Considering that a high IL-6 level correlated with glucose control in the present study, there is a possibility that improving hypercytokinemia is a new strategy for successful glucose control in addition to above three strategies. Blood purification such as continuous hemodiafiltration is one of the most promising treatments available for the treatment of hypercytokinemia [
28,
29]. We have reported that continuous hemodiafiltration using a polymethylmethacrylate membrane hemofilter with cytokine-adsorbing capacity successfully improved hypercytokinemia [
29]. Although there is little evidence, these blood purifications might be expected to control hypercytokinemia and thus to facilitate glucose control.
The present study has several limitations.

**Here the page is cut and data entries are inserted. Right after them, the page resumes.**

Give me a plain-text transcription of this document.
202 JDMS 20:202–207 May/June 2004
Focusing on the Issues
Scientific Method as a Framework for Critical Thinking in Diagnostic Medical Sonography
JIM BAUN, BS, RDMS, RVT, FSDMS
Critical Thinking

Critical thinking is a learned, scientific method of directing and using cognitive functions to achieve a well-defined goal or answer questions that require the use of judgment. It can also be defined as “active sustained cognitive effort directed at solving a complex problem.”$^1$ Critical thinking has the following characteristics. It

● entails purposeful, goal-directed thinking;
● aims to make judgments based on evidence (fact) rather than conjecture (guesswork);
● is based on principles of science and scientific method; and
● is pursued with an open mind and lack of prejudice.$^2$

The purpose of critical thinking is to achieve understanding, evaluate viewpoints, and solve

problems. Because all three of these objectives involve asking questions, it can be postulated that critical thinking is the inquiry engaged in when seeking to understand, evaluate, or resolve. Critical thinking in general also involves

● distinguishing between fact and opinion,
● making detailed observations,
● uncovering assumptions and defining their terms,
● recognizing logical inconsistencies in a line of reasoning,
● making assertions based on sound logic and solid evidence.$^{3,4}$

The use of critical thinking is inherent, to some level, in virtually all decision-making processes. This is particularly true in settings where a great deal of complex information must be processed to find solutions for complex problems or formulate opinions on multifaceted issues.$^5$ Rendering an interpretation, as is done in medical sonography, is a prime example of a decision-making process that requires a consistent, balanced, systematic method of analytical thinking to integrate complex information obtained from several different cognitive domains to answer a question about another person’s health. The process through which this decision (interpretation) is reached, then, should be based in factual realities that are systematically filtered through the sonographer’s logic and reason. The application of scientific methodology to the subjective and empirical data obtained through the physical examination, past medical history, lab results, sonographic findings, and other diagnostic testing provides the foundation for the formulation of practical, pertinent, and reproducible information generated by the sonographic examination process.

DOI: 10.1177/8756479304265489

First, although we found correlation between a high IL-6 level and hyperglycemia in the present study, it is difficult to elucidate the interaction between high IL-6 level and hyperglycemia. Previous studies suggest that high proinflammatory response might be one of the causes of hyperglycemia. However, additional study is needed to prove these mechanisms. Second, because there was a weak correlation between the APACHE II score and glucose level on ICU admission, we could not completely deny that IL-6-related hyperglycemia might be an epiphenomenon of severe illness. Furthermore, the observed difference in survival rate between the successful and failed glucose control groups does not necessarily demonstrate effectiveness of blood control in sepsis, since there was a substantial difference in severity scores between these two groups. Future studies employing prospective designs may be needed to further elucidate the relationship between hypercytokinemia and stress hyperglycemia and the relationship between hypercytokinemia and glucose control.
Competing interests
The authors declare that they have no competing interests.
Authors' contributions
MN carried out the data acquisition, secondary database construction, and drafted the manuscript. SO and HH participated in the design of the study, helped to draft the manuscript, and performed the statistical analysis. EW, RA, TN, and YM conceived of the study, participated in its design and coordination, and helped to draft the manuscript. SO and HH helped to draft, read, and approve the final manuscript. All authors approved the final manuscript for publication.